「あ、ありがとうございます。」



チャーハンや餃子ではないにしろ、カレーライスとかピザが来るのかと思ったら、なんと、来たのは、私がいまだかつて一度も食べたことがないような分厚いステーキ、しかも、サラダにスープに、給仕をしてくれるお兄さんまでが付いて来てる。
な、な、なんですか!?これは…



うっ…ナイフがすっと入る…
口に運ぶと、すーっと消えてしまう柔らかさ…
あぁ、美味しすぎて涙が出そう…!



最後には、コーヒーと見た目にも可愛いスイーツまで出て来て、私は幸せな満足感に包まれ、さっきのスイーツみたいに全身がとろけてしまいそうだった。



「……ご、ごちそうさまでした。

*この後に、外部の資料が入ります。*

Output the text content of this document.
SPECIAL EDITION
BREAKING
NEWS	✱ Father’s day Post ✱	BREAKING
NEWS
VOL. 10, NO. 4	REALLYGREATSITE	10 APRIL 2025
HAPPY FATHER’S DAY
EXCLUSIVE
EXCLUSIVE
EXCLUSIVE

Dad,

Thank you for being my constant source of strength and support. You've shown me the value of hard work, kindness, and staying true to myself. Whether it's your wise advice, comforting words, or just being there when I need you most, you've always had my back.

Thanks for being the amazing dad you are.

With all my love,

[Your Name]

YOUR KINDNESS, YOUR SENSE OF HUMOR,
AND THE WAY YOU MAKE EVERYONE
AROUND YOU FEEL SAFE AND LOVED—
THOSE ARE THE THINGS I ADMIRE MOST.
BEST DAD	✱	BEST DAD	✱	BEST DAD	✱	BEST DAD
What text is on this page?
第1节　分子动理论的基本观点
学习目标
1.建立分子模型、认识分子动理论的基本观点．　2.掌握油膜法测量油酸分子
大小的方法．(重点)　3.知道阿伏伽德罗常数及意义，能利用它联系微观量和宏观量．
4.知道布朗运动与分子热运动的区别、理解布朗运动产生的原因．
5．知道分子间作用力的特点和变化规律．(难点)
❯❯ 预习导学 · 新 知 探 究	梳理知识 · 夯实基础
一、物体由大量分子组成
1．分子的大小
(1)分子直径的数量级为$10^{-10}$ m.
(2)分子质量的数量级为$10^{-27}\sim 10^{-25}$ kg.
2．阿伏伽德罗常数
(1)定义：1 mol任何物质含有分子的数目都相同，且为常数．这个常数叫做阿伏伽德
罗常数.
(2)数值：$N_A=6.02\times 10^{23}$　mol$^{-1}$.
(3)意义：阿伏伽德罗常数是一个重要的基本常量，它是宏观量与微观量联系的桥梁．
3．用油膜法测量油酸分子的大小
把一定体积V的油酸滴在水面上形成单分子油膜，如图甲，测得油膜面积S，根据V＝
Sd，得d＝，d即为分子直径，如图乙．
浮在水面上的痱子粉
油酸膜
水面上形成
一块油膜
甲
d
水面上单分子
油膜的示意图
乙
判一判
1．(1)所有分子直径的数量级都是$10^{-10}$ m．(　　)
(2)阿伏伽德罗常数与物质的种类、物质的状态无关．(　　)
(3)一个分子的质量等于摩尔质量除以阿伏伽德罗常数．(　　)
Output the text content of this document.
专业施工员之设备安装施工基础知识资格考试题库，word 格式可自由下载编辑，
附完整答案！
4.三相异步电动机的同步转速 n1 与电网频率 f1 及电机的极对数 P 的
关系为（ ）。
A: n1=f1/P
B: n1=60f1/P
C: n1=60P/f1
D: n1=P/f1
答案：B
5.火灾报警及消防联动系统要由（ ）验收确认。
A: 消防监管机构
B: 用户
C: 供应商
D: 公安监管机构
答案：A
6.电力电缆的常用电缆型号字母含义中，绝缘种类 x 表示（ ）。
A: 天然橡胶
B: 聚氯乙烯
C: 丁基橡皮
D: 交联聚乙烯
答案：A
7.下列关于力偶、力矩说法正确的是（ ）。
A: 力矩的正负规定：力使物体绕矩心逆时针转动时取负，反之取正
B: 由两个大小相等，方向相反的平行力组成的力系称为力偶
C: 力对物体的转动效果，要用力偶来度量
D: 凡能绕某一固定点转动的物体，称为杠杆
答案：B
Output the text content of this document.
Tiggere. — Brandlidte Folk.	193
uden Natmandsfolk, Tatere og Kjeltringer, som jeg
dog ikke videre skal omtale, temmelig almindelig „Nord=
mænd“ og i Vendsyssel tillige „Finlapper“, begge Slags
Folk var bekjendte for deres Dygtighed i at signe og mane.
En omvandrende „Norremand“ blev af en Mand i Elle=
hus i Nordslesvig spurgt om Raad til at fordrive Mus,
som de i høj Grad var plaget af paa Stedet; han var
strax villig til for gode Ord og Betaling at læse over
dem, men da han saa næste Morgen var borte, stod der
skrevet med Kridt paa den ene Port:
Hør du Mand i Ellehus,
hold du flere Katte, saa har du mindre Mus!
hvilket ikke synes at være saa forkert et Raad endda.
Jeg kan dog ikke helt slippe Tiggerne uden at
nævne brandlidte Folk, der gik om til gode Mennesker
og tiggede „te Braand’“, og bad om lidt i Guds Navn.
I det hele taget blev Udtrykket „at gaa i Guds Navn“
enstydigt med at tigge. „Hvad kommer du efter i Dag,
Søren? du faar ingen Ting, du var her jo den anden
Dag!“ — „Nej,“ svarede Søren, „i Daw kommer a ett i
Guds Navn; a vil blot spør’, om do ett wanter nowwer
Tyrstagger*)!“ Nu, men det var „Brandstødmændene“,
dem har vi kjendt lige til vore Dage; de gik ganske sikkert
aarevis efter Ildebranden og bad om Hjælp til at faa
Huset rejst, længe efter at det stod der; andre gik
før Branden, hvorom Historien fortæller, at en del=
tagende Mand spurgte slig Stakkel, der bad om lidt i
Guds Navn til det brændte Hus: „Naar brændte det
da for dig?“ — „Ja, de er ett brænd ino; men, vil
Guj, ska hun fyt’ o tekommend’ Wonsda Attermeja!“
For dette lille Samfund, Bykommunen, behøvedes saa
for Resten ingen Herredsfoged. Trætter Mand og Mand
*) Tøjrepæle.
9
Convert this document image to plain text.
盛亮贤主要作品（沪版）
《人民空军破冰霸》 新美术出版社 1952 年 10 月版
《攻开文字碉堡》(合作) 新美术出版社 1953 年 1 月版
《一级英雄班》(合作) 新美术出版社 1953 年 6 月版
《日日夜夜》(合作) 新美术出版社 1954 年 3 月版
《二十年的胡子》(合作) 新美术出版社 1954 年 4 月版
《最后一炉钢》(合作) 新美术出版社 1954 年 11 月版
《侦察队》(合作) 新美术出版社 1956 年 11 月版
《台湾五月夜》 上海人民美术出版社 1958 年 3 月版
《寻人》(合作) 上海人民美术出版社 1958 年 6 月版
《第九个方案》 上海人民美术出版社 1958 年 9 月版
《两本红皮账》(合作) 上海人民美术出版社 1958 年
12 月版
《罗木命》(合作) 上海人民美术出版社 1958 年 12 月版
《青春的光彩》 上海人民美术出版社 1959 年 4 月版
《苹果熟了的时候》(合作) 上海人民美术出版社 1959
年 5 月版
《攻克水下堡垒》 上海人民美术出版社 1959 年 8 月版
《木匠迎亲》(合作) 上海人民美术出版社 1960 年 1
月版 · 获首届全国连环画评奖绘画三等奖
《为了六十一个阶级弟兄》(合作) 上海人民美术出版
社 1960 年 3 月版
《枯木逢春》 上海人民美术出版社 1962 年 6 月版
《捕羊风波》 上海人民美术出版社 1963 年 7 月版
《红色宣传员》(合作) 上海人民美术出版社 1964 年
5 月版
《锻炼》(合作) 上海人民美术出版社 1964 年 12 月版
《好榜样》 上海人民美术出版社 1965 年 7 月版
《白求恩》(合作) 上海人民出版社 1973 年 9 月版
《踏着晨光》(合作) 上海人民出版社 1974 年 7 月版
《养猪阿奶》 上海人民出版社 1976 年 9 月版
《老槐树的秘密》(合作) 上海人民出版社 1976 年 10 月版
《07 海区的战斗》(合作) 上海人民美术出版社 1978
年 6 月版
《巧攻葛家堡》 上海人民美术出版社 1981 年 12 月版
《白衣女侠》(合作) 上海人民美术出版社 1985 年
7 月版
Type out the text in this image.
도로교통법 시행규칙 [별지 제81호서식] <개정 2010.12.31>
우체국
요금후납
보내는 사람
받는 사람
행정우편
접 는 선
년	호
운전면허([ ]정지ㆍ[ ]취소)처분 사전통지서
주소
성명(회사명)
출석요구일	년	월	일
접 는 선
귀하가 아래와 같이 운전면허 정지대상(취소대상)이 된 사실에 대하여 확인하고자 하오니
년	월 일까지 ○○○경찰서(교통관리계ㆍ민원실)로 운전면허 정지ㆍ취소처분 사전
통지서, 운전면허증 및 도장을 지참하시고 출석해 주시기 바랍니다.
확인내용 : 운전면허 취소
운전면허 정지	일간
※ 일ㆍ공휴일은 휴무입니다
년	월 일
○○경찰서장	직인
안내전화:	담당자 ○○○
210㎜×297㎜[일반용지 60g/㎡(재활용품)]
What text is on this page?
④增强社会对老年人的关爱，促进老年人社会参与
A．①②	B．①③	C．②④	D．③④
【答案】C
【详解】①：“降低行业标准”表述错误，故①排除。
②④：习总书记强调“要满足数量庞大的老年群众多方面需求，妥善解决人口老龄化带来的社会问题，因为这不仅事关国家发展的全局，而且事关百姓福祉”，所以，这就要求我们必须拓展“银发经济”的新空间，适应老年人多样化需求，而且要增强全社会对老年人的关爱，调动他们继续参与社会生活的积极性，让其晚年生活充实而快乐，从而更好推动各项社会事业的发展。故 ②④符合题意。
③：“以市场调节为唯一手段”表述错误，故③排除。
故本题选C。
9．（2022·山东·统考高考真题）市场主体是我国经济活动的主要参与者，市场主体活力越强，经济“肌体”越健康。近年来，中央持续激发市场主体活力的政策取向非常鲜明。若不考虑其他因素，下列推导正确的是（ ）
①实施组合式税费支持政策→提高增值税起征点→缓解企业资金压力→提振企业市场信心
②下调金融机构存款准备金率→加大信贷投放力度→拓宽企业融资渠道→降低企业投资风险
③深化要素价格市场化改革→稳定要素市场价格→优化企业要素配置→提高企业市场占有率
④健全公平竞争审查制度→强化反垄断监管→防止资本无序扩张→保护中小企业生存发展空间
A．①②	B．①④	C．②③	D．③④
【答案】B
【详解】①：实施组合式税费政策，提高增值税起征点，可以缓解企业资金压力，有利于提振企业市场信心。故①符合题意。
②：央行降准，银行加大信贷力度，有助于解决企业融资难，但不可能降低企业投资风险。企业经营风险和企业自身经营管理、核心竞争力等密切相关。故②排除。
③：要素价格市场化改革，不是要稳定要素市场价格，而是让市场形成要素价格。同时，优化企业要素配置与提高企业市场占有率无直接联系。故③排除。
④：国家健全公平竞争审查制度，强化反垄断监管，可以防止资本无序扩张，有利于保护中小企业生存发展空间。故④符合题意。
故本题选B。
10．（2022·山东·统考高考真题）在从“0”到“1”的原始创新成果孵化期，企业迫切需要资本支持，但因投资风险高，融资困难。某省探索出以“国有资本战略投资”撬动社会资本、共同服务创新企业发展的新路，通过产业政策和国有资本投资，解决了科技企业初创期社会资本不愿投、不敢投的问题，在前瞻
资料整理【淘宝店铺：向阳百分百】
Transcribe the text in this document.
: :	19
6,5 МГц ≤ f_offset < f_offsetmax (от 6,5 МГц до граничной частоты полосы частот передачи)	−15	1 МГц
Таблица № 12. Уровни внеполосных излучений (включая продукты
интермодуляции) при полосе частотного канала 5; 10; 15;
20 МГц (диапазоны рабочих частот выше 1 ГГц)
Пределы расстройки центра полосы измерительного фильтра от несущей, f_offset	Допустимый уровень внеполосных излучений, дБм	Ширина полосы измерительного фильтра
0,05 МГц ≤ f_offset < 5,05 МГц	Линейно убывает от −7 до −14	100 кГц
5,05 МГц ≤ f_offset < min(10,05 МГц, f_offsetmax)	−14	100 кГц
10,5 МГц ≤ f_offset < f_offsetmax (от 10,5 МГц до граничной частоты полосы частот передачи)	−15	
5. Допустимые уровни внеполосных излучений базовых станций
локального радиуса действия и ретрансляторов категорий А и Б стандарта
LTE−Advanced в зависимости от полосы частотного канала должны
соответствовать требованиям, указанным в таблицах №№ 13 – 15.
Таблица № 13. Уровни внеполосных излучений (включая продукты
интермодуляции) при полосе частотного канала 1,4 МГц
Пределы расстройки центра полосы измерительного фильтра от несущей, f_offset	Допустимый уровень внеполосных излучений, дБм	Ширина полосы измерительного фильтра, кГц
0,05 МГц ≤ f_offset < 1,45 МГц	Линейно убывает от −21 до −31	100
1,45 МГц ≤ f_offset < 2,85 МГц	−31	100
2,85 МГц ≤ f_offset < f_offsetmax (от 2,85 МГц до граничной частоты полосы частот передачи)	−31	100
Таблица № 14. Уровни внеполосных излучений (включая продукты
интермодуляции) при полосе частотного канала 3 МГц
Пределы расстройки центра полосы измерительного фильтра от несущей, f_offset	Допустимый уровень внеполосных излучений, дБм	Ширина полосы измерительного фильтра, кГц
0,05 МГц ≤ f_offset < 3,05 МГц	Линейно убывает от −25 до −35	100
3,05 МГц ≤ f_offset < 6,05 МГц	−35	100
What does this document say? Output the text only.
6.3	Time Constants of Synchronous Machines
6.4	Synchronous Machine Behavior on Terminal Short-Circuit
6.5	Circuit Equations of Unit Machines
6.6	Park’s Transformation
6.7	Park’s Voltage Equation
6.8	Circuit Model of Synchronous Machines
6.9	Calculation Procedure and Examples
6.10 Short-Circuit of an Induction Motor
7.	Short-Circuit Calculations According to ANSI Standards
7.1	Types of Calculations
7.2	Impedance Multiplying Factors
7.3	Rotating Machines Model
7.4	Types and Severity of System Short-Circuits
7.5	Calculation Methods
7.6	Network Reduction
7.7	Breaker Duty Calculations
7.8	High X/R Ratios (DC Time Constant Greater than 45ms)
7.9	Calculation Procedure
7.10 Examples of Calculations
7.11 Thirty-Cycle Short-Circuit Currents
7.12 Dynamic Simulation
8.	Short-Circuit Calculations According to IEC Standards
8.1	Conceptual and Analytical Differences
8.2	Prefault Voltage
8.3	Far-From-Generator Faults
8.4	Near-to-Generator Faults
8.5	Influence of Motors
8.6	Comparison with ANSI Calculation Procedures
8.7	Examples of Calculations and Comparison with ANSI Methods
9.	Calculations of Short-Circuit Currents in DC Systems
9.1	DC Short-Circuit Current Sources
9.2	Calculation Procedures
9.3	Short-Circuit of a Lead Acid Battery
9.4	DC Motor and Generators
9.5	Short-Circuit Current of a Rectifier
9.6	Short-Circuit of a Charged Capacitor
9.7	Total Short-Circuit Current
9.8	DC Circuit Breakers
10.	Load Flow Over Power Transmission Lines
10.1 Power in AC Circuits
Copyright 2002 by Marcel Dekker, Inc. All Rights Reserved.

」

那月さんは何も言わず、ただ小さく頷いた。



「じゃあ、これからのことは、また明日にでも話そう。」

そう言って、那月さんは立ち上がる。



(これからのこと…??あ!)



「あ、あの…本当に泊めていただいて良いんですか?」

「泊める?おかしなことを言うな。
あそこはお前の部屋だ。」



いえ、おかしなことを言ってるのはあなたですから。
私とあなたは初対面で、私がここに来たのは初めてなんだから。



「あ、これ…部屋の鍵。」

「ど、どうもありがとうございます。」

それだけ言うと、那月さんはすたすたと部屋を出て行った。